Roberto SANTIAGO
Oaxaca.- La mañana del 23 de enero, la vida de Pablo Osorio Sánchez, un ingeniero civil de 26 años originario de Tlaxiaco, Oaxaca, se interrumpió de forma violenta sobre la autopista Durango-Mazatlán. Pablo se encontraba en una parada de transporte público esperando el autobús que lo trasladaría a Concordia para continuar con sus labores en obras de infraestructura.
En ese momento sostenía una conversación telefónica con su novia, quien fue testigo auditivo del rapto; la comunicación se mantuvo abierta apenas unos segundos entre el caos del forcejeo hasta que se cortó abruptamente. Desde aquel instante, el silencio ha sido la única respuesta para su familia.
El caso de Pablo revela una operatividad criminal más extensa de lo que las autoridades admitieron inicialmente. Aunque horas antes un grupo de ingenieros y mineros de la empresa Vizsla Silver había sido privado de la libertad en el fraccionamiento La Clementina, la captura de Pablo ocurrió en un punto distinto y de manera individual, confirmando que el despliegue delictivo fue coordinado y sistemático.
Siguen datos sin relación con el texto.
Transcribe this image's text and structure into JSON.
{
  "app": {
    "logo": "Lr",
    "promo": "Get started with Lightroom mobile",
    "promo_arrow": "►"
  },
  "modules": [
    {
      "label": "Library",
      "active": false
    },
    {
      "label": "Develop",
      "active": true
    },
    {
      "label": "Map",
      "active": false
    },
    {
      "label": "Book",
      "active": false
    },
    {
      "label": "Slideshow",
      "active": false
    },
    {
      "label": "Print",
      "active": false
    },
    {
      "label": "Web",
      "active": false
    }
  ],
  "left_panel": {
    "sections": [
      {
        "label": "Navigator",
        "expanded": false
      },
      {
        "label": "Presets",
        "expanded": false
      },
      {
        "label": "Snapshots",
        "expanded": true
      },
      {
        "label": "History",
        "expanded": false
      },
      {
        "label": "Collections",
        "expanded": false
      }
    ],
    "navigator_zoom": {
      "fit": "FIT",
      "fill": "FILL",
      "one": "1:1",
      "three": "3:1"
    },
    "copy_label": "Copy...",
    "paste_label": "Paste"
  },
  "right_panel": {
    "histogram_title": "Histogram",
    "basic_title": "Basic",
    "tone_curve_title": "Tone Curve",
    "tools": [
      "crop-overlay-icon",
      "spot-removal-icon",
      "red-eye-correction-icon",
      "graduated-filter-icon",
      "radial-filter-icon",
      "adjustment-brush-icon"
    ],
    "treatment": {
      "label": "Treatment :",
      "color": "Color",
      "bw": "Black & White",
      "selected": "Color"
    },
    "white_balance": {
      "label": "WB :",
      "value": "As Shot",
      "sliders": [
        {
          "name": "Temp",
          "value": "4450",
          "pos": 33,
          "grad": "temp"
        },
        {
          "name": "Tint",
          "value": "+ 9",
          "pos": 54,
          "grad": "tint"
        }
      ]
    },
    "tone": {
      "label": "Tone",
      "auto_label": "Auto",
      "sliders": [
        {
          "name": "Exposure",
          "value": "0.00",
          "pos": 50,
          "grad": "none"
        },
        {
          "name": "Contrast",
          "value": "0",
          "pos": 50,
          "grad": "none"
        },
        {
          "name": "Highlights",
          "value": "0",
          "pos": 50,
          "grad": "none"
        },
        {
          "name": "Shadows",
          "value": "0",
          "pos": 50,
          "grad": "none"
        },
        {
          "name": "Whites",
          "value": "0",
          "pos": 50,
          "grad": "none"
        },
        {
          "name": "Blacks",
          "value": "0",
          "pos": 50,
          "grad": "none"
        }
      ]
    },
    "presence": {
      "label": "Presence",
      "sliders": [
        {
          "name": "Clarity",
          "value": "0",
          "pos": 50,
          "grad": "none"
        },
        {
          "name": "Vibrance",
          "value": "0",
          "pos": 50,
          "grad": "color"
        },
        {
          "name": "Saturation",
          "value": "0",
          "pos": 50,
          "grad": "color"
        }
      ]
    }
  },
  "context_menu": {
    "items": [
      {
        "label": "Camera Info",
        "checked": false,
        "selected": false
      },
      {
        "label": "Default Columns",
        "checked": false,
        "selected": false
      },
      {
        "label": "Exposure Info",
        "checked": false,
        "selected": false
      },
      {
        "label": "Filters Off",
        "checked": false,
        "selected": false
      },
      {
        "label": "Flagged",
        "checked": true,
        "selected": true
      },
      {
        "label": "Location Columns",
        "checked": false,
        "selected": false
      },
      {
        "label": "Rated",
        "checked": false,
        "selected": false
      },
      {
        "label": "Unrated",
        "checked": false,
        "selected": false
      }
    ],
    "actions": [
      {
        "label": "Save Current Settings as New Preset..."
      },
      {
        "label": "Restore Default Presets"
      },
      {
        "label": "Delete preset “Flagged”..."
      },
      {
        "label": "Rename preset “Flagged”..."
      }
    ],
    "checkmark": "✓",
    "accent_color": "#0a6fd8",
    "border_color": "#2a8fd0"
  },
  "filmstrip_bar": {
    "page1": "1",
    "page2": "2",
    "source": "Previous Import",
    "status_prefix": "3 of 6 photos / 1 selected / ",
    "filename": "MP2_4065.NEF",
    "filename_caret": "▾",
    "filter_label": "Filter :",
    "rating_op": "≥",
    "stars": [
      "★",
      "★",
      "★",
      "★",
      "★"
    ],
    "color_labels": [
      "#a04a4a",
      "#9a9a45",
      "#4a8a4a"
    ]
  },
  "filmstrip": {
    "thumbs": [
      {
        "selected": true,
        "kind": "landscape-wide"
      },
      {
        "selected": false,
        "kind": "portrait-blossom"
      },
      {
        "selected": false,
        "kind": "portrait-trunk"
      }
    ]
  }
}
Al momento de su desaparición, el joven vestía una camisa de cuadros oscuros, pantalón de mezclilla claro y botas café; cuenta con cicatrices distintivas en la frente y en una oreja como señas particulares.
A pesar de la gravedad de los hechos, la familia de Pablo enfrenta un obstáculo adicional: la invisibilidad institucional.
Mientras que la Fiscalía de Sinaloa reconoce oficialmente la desaparición de cinco personas, testimonios de trabajadores y familiares elevan la cifra a al menos 14 víctimas. Pablo, al realizar su residencia profesional para la empresa Cicar S.A. de C.V. y no pertenecer directamente a la nómina de la mina, fue excluido de los listados iniciales de desaparecidos, lo que ha dificultado que su búsqueda reciba la misma prioridad que otros perfiles vinculados a la industria minera.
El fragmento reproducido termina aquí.